# Faux Marble for Nightstand



## joecaption (Nov 30, 2011)

No way would I ever use any form of contact paper on any table top.
Just not going to hold up.
There's also no way to get it to conform to a rounded edge.


----------



## lemon2891 (Oct 2, 2014)

joecaption said:


> No way would I ever use any form of contact paper on any table top.
> Just not going to hold up.
> There's also no way to get it to conform to a rounded edge.


What would you suggest instead to get a stone or other faux finish look?


----------



## Chance93 (Oct 7, 2014)

They sell paint kits that I have heard work well, I'd do a quick google search for it  also, I know they make faux marble kits to redo kitchen counters.


----------



## ddawg16 (Aug 15, 2011)

Why not get real stone?
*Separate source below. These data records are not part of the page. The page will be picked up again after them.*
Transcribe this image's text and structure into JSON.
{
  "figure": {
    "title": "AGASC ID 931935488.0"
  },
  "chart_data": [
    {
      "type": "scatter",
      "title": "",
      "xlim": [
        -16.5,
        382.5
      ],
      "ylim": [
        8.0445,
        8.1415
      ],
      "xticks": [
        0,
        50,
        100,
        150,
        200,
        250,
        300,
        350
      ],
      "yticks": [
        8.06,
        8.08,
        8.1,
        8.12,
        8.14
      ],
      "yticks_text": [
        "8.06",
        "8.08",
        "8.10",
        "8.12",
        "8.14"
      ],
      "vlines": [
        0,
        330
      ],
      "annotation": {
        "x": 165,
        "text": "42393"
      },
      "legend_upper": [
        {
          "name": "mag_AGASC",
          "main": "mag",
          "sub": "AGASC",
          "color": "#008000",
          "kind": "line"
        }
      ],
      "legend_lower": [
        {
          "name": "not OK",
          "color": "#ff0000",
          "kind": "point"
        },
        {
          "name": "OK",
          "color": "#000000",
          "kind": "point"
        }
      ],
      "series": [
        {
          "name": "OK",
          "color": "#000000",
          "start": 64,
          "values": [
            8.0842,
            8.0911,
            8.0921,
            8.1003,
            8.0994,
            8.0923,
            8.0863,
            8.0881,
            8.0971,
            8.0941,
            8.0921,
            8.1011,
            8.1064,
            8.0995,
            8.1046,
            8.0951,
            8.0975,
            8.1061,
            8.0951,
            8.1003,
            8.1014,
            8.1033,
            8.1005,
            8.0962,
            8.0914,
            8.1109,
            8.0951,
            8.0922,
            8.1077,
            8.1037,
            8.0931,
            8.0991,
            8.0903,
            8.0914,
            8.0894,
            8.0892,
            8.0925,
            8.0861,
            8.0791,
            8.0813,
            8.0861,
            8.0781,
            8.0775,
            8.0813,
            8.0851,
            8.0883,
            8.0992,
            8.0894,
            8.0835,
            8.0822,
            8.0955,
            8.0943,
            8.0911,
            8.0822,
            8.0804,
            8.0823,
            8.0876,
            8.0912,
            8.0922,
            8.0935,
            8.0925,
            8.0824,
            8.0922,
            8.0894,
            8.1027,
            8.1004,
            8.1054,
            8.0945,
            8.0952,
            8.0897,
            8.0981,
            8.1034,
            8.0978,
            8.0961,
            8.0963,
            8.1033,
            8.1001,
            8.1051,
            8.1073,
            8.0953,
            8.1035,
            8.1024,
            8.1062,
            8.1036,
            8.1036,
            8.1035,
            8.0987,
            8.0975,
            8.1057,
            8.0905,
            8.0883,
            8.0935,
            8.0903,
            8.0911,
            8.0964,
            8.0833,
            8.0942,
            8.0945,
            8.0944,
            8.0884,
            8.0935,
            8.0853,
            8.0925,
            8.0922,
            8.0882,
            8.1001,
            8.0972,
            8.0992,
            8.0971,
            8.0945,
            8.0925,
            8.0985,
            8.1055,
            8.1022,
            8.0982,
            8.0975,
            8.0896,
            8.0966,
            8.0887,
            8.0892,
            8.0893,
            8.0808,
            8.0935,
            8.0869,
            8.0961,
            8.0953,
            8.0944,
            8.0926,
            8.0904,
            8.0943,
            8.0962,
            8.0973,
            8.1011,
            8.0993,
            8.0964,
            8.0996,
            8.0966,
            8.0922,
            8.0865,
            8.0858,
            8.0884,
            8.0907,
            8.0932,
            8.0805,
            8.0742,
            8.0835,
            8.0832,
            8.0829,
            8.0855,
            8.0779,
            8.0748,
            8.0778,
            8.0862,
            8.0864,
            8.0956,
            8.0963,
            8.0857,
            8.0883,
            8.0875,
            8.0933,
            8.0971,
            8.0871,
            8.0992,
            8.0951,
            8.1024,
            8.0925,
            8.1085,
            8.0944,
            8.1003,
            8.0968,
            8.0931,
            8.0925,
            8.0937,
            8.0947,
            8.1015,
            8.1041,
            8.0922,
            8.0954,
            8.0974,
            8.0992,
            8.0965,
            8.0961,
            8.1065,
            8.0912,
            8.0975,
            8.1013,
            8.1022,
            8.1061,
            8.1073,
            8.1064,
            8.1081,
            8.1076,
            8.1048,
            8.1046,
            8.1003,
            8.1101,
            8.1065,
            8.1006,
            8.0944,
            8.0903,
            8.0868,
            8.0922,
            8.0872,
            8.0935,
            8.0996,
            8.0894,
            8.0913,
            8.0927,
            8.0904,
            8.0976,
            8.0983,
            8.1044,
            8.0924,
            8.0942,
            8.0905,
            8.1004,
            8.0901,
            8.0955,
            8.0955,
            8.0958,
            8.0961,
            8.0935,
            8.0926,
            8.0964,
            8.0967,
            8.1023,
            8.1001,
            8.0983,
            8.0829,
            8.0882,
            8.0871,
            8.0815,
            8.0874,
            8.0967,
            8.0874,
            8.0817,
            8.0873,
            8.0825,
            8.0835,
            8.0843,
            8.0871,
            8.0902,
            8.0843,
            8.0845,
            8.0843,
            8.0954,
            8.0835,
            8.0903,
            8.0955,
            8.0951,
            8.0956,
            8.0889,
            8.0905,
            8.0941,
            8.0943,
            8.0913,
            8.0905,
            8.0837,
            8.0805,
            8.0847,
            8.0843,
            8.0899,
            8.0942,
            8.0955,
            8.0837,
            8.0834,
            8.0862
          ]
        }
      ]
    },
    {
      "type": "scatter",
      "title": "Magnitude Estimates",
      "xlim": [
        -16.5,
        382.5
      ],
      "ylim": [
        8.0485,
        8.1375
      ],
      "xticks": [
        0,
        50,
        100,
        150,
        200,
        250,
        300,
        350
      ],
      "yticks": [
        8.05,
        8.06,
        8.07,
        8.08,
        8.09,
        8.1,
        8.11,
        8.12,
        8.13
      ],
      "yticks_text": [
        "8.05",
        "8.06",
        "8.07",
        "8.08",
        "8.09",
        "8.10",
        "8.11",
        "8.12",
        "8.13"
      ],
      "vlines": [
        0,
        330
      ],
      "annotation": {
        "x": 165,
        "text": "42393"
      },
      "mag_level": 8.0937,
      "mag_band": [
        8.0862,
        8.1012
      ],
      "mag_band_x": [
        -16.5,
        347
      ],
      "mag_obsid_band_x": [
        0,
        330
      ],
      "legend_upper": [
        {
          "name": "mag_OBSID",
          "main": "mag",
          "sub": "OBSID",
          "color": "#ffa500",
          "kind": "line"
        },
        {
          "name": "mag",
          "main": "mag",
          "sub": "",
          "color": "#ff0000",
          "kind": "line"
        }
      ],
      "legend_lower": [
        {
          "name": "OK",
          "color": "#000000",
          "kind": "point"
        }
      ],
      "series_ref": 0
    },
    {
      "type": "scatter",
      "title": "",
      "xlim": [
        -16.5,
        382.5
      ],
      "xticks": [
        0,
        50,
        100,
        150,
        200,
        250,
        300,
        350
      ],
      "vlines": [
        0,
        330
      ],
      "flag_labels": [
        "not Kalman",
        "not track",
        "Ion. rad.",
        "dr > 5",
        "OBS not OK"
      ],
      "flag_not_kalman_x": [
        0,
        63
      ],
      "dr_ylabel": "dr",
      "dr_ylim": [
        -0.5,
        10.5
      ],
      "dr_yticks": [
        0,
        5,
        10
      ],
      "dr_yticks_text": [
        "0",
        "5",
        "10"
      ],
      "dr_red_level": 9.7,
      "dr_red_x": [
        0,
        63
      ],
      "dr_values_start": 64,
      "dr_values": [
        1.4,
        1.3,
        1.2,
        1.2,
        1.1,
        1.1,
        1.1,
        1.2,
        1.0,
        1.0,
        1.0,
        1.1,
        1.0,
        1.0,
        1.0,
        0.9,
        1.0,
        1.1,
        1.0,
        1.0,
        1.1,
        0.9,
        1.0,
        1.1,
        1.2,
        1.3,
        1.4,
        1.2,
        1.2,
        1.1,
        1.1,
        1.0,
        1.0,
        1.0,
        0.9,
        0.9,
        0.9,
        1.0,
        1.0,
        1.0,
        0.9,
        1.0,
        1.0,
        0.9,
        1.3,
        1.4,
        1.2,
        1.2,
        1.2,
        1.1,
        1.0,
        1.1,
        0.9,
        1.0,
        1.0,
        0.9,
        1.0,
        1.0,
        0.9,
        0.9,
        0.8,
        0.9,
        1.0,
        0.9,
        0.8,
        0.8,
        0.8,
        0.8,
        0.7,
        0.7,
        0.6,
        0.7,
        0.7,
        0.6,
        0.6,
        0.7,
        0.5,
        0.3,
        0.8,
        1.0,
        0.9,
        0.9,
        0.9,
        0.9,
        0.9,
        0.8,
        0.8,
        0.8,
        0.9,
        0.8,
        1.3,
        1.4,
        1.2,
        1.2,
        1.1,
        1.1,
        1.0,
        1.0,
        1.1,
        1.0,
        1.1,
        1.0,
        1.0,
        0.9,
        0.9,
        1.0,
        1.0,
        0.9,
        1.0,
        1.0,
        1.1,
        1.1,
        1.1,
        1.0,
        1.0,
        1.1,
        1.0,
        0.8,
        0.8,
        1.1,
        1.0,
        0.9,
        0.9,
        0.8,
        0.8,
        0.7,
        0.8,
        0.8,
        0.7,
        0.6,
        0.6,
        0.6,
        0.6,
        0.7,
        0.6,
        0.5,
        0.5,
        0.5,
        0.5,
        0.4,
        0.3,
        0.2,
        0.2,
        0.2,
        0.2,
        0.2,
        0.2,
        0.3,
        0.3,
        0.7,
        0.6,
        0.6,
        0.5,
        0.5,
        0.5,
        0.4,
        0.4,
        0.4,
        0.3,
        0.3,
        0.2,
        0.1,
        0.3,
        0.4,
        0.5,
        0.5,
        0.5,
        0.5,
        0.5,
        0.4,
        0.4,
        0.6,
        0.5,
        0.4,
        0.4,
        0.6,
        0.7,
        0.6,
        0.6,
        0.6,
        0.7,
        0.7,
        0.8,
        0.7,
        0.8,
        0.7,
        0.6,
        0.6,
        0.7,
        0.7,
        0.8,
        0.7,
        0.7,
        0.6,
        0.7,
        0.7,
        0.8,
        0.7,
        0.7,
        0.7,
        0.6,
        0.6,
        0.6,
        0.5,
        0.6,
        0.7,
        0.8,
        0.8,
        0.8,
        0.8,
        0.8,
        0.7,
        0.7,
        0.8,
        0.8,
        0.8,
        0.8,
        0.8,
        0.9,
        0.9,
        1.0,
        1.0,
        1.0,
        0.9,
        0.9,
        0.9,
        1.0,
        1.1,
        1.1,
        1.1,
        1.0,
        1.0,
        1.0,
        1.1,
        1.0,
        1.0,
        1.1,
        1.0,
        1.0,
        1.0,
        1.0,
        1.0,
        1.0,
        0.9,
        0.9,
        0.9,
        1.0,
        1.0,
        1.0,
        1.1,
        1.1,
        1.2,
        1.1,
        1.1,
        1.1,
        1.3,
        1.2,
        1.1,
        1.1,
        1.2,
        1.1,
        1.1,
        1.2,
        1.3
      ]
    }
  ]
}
I think you would be surprised at how cheap it might be.


----------



## Two Knots (Nov 12, 2011)

I'm not clear on this? Firstly, what does the other bedside table look like?

Secondly, the round marble piece you pictured, is that something you already have? ...does it have a marble top? 

Is the round wood that you purchased -- plywood with raw sides? 

Post a pic of the other table, I have an idea for you...also, what color are
the walls, drapes, shades, bedding etc...


----------